The Diploma Programme CORE

The extended essay (EE) is a 4 000-word research and one of the IBDP core elements. Students master the independent research and investigate a topic of special interest to them, which is also related to one of the student’s six DP subjects. They formulate an appropriate research question, explore it through an in-depth study, which develops in students the capacity to analyses, synthesize and evaluate knowledge and prepares them well for higher education.

Theory of knowledge (TOK) is a thoughtful and purposeful inquiry into different ways of knowing, and into different kinds of knowledge providing an opportunity for students to reflect on the nature of knowledge, and on how we know what we claim to know.

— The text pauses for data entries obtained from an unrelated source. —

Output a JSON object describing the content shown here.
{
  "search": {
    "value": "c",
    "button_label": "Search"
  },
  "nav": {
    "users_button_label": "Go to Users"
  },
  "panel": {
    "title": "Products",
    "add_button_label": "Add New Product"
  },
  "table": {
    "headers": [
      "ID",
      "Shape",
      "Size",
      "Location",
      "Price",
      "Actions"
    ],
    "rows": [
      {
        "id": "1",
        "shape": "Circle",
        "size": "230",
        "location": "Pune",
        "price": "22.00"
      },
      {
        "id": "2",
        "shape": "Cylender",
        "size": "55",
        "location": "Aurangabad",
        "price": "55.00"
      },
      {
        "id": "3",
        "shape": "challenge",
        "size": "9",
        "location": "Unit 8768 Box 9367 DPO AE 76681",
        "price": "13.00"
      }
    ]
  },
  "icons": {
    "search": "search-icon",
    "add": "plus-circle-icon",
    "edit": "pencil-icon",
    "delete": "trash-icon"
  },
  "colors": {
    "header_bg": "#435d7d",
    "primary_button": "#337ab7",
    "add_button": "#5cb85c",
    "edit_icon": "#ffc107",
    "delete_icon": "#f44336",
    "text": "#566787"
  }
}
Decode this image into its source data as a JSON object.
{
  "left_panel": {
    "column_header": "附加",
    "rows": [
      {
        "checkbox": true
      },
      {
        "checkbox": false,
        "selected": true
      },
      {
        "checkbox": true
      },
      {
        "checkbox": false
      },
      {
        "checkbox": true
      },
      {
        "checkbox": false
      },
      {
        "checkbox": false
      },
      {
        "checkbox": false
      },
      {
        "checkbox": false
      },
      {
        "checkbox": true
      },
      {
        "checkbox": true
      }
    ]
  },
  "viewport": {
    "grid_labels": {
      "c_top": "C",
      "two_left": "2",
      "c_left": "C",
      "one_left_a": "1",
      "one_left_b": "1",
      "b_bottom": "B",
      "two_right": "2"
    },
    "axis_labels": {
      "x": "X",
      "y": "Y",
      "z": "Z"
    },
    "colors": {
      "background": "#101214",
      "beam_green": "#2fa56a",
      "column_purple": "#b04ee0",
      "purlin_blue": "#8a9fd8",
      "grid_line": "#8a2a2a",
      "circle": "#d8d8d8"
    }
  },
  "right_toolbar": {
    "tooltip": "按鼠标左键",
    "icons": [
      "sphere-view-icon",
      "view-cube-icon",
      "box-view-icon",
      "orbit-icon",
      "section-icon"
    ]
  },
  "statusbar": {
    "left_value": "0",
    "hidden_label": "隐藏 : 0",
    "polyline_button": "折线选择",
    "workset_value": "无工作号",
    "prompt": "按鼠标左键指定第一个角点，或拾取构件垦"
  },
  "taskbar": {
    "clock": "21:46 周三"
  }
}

In this course on critical thinking, students inquire into the nature of knowing and deepen their understanding of knowledge as a human construction.

The TOK course is assessed through an oral presentation and a 1600-word essay. The presentation assesses the ability of the student to apply TOK thinking to a real-life situation, while the essay takes a more conceptual starting point.

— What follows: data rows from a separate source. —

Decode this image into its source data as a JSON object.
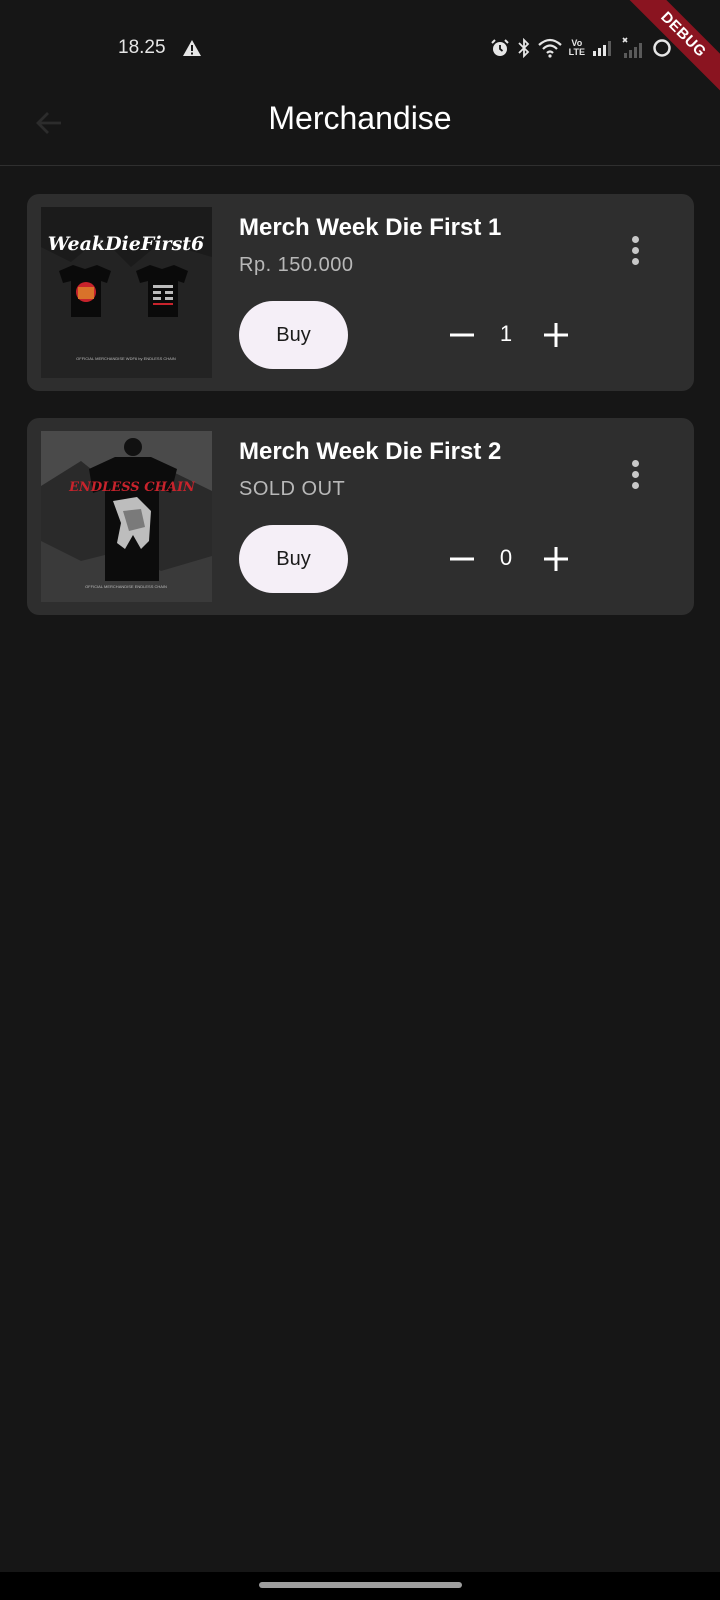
{
  "status_bar": {
    "time": "18.25",
    "icons": [
      "warning-icon",
      "alarm-icon",
      "bluetooth-icon",
      "wifi-icon",
      "volte-icon",
      "signal-icon",
      "signal-no-service-icon",
      "battery-icon"
    ],
    "volte_top": "Vo",
    "volte_bottom": "LTE"
  },
  "debug_banner": {
    "label": "DEBUG",
    "color": "#8a1420"
  },
  "app_bar": {
    "title": "Merchandise",
    "back_icon": "arrow-back-icon"
  },
  "merch": {
    "items": [
      {
        "name": "Merch Week Die First 1",
        "price": "Rp. 150.000",
        "buy_label": "Buy",
        "quantity": "1",
        "image_title": "WeakDieFirst6",
        "image_caption": "OFFICIAL MERCHANDISE WDF6 by ENDLESS CHAIN"
      },
      {
        "name": "Merch Week Die First 2",
        "price": "SOLD OUT",
        "buy_label": "Buy",
        "quantity": "0",
        "image_title": "ENDLESS CHAIN",
        "image_caption": "OFFICIAL MERCHANDISE ENDLESS CHAIN"
      }
    ]
  },
  "colors": {
    "background": "#161616",
    "card": "#2e2e2e",
    "button": "#f5eff7",
    "accent_red": "#c8232c"
  }
}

Creativity, action, service (CAS) is at the heart of the Diploma Programme. It is one of the three essential elements in every student’s Diploma Programme experience. It involves students in a range of activities alongside their academic studies throughout the Diploma Programme. The three strands of CAS, which are often interwoven with particular activities, are characterized as follows.

Creativity encourages students to engage in the arts and other experiences that involve creative thinking.

Action seeks to develop a healthy lifestyle through physical activity complementing academic work elsewhere in the Diploma Programme.

Service with the community offers a vehicle for a new learning with academic value. It is an unpaid and voluntary exchange that has a learning benefit for the student. The rights, dignity and autonomy of all those involved are respected.

CAS enhances students’ personal and interpersonal development through experiential learning.  At the same time, it provides an important counterbalance to the academic pressures of the rest of the Diploma Programme. A good CAS programme should be both challenging and enjoyable, a personal journey of self-discovery. Each individual student has a different starting point, and therefore different goals and needs, but for many their CAS activities include experiences that are profound and life-changing.